Max: Another Aha moment here. The big tippers like to party on Saturday. The male patrons in both categories are leaving larger maximum tips on Saturday. Our females leave the largest maximum tips on Sat and Sun. The largest is observed by smoking females on Saturday, and non-smoking women on Sunday.


Box Plot Comparison

Let’s just rehash our previous graph with another view, this time using a classic boxplot to get a sense of the distribution within each group.

Sex, Day of the Week, and Tips


df1.boxplot(column='tip', by=['sex', 'smoker', 'day'])
plt.xticks(rotation=90)
plt.show()


Observations: BoxPlot

Take a look at non-smoking females on Friday, and smoking females on Sunday. These are hyper condensed distributions compared to our other groups. If we were involved in the analysis of the business, we should find out if this is because there is a tiny representative sample size, or if there is something unique about these visitors because this is odd.

There’s also a new twist. When we view the data like this, we can spot our outliers, which don’t actually represent the braoder group as we first assumed! It turns out that our male, smoking, big tippers on Saturday, are actually just a single large tipper, though they do tip higher on average compared to non-smokers on a Saturday. In contrast, it turns out that men who DON’T smoke and visit on Saturday are more likely to reward their waitstaff with a larger single tip.

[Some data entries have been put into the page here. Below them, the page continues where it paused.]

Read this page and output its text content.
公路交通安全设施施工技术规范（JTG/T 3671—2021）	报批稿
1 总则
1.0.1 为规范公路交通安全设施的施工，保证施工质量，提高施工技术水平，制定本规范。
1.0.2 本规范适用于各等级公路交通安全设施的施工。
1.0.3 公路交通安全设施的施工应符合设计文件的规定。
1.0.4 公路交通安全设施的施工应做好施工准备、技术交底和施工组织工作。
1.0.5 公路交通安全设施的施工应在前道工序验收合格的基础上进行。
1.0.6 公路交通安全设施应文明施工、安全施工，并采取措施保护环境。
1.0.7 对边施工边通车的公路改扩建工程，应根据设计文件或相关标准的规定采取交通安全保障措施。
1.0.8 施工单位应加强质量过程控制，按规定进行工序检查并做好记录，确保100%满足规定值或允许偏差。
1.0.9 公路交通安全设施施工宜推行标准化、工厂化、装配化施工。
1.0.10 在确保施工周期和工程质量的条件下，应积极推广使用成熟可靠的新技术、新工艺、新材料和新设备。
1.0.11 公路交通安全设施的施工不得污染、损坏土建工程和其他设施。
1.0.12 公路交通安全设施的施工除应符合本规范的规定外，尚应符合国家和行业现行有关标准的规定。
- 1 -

There are more twists to consider if you look closely, but our larger trends remain true.

Binarize Data - The Easy Way

For plotting, it’s often useful to re-code string entries into integer values in a process caled Binarization.

We’ll model this with our sex categories, male and female, which we’ll represent as the simple 0 or 1 binary paradigm. We’ll use pd.Categorical to select a column to translate into our new binary codes.


df1['sex'] = pd.Categorical(df1.sex).codes


As you can see, our one line of code changed all entries previously coded as male became 1 and all entries for female became 0.

Written on March 27, 2018